Let $A$ and $B$ be two sets of points in $\Bbb R^2$. We define an equivalence relation on the powerset of $\Bbb R^2$, by saying that $R(A,B)$ iff there is a translation $f$ on $\Bbb R^2$ such that the image set of $A$ under $f$ is $B$. It is easy to check that this $R$ is indeed an equivalence relation. The equivalence class of the empty set has cardinality $1$, and so does the equivalence class of the set $\Bbb R^2$. My conjecture is that the equivalence class of every nonempty proper subset of $\Bbb R^2$ has cardinality of the continuum.
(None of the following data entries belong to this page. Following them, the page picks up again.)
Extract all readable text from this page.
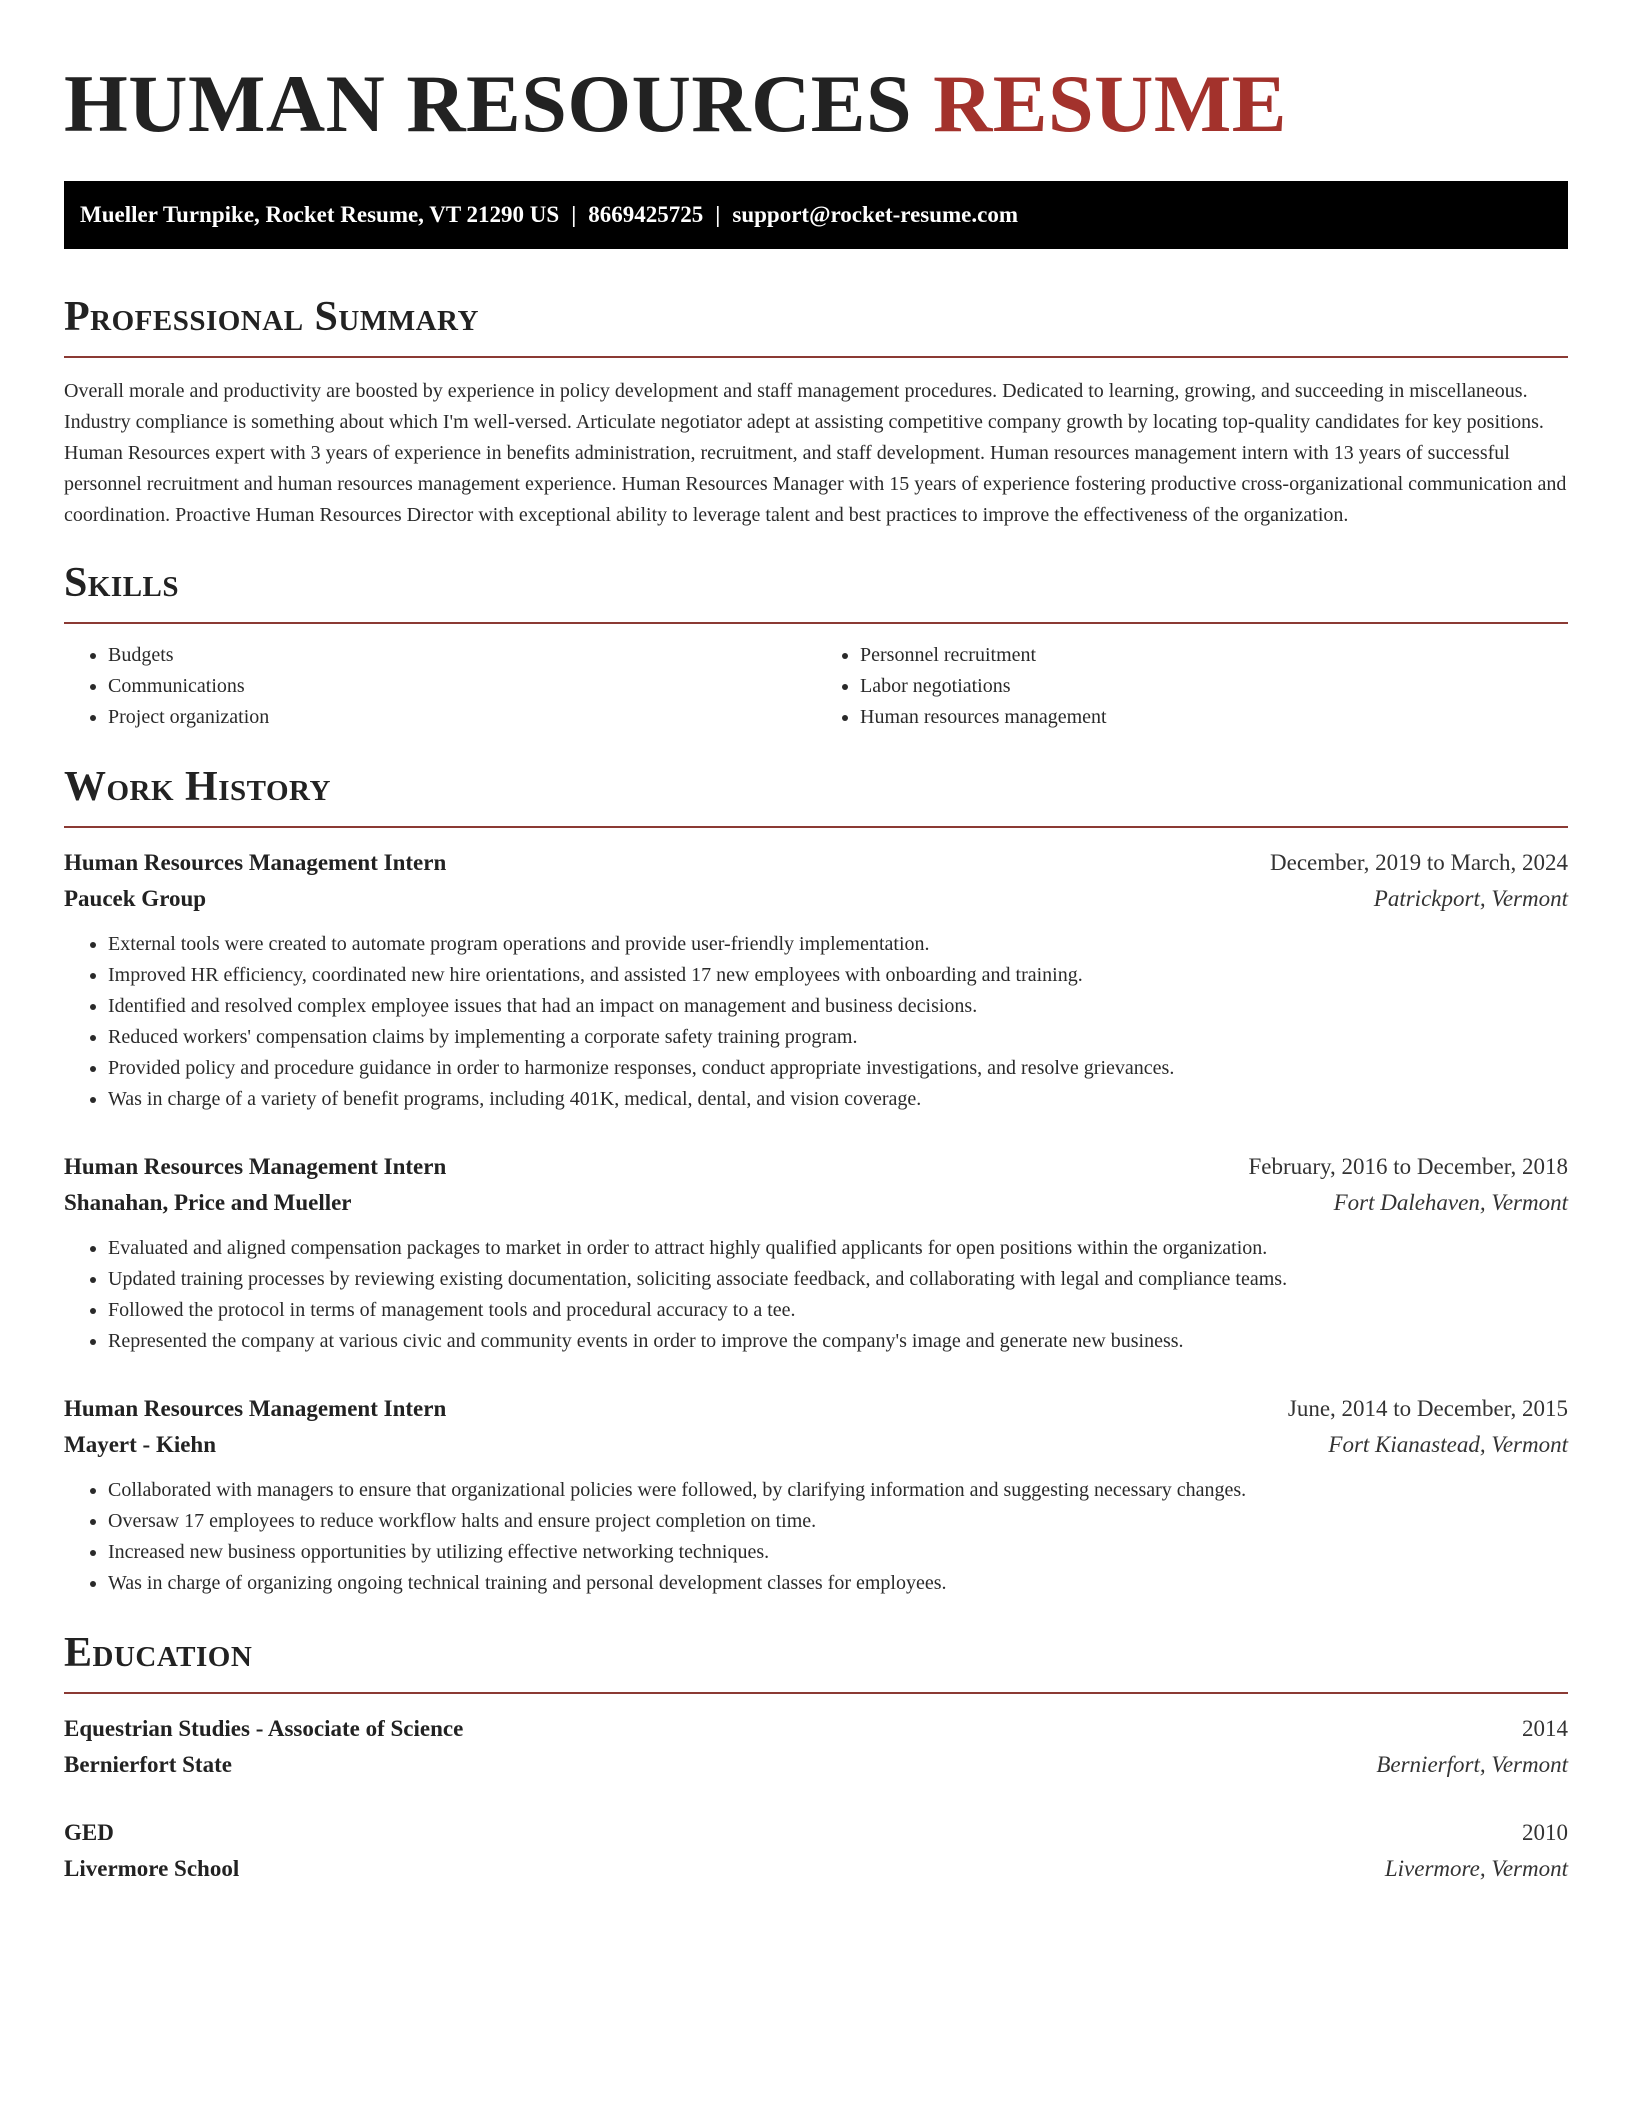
HUMAN RESOURCES RESUME
Mueller Turnpike, Rocket Resume, VT 21290 US | 8669425725 | support@rocket-resume.com
Professional Summary

Overall morale and productivity are boosted by experience in policy development and staff management procedures. Dedicated to learning, growing, and succeeding in miscellaneous. Industry compliance is something about which I'm well-versed. Articulate negotiator adept at assisting competitive company growth by locating top-quality candidates for key positions. Human Resources expert with 3 years of experience in benefits administration, recruitment, and staff development. Human resources management intern with 13 years of successful personnel recruitment and human resources management experience. Human Resources Manager with 15 years of experience fostering productive cross-organizational communication and coordination. Proactive Human Resources Director with exceptional ability to leverage talent and best practices to improve the effectiveness of the organization.

Skills
• Budgets
• Communications
• Project organization
• Personnel recruitment
• Labor negotiations
• Human resources management
Work History
Human Resources Management Intern	December, 2019 to March, 2024
Paucek Group	Patrickport, Vermont
• External tools were created to automate program operations and provide user-friendly implementation.
• Improved HR efficiency, coordinated new hire orientations, and assisted 17 new employees with onboarding and training.
• Identified and resolved complex employee issues that had an impact on management and business decisions.
• Reduced workers' compensation claims by implementing a corporate safety training program.
• Provided policy and procedure guidance in order to harmonize responses, conduct appropriate investigations, and resolve grievances.
• Was in charge of a variety of benefit programs, including 401K, medical, dental, and vision coverage.
Human Resources Management Intern	February, 2016 to December, 2018
Shanahan, Price and Mueller	Fort Dalehaven, Vermont
• Evaluated and aligned compensation packages to market in order to attract highly qualified applicants for open positions within the organization.
• Updated training processes by reviewing existing documentation, soliciting associate feedback, and collaborating with legal and compliance teams.
• Followed the protocol in terms of management tools and procedural accuracy to a tee.
• Represented the company at various civic and community events in order to improve the company's image and generate new business.
Human Resources Management Intern	June, 2014 to December, 2015
Mayert - Kiehn	Fort Kianastead, Vermont
• Collaborated with managers to ensure that organizational policies were followed, by clarifying information and suggesting necessary changes.
• Oversaw 17 employees to reduce workflow halts and ensure project completion on time.
• Increased new business opportunities by utilizing effective networking techniques.
• Was in charge of organizing ongoing technical training and personal development classes for employees.
Education
Equestrian Studies - Associate of Science	2014
Bernierfort State	Bernierfort, Vermont
GED	2010
Livermore School	Livermore, Vermont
Is this true or not?

Answer 1

Perhaps surprisingly, it is not.

Let $\mathcal{H}$ ba a Hamel basis for $\mathbb{R}$ over $\mathbb{Q}$ (that is, a basis for $\mathbb{R}$ as a vector space over $\mathbb{Q}$) one of whose elements is $1$, and let $S$ be the set of all points $(x, y)$ such that the coefficient of $1$ in the expression for $x$ using $\mathcal{H}$ is $0$.

Then there are countably many elements in the equivalence class of $S$; namely, for each rational $a\in \mathbb{Q}$, the set $S_a$ of all $(x, y)$ such that the $1$-coefficient of $x$ is $a$.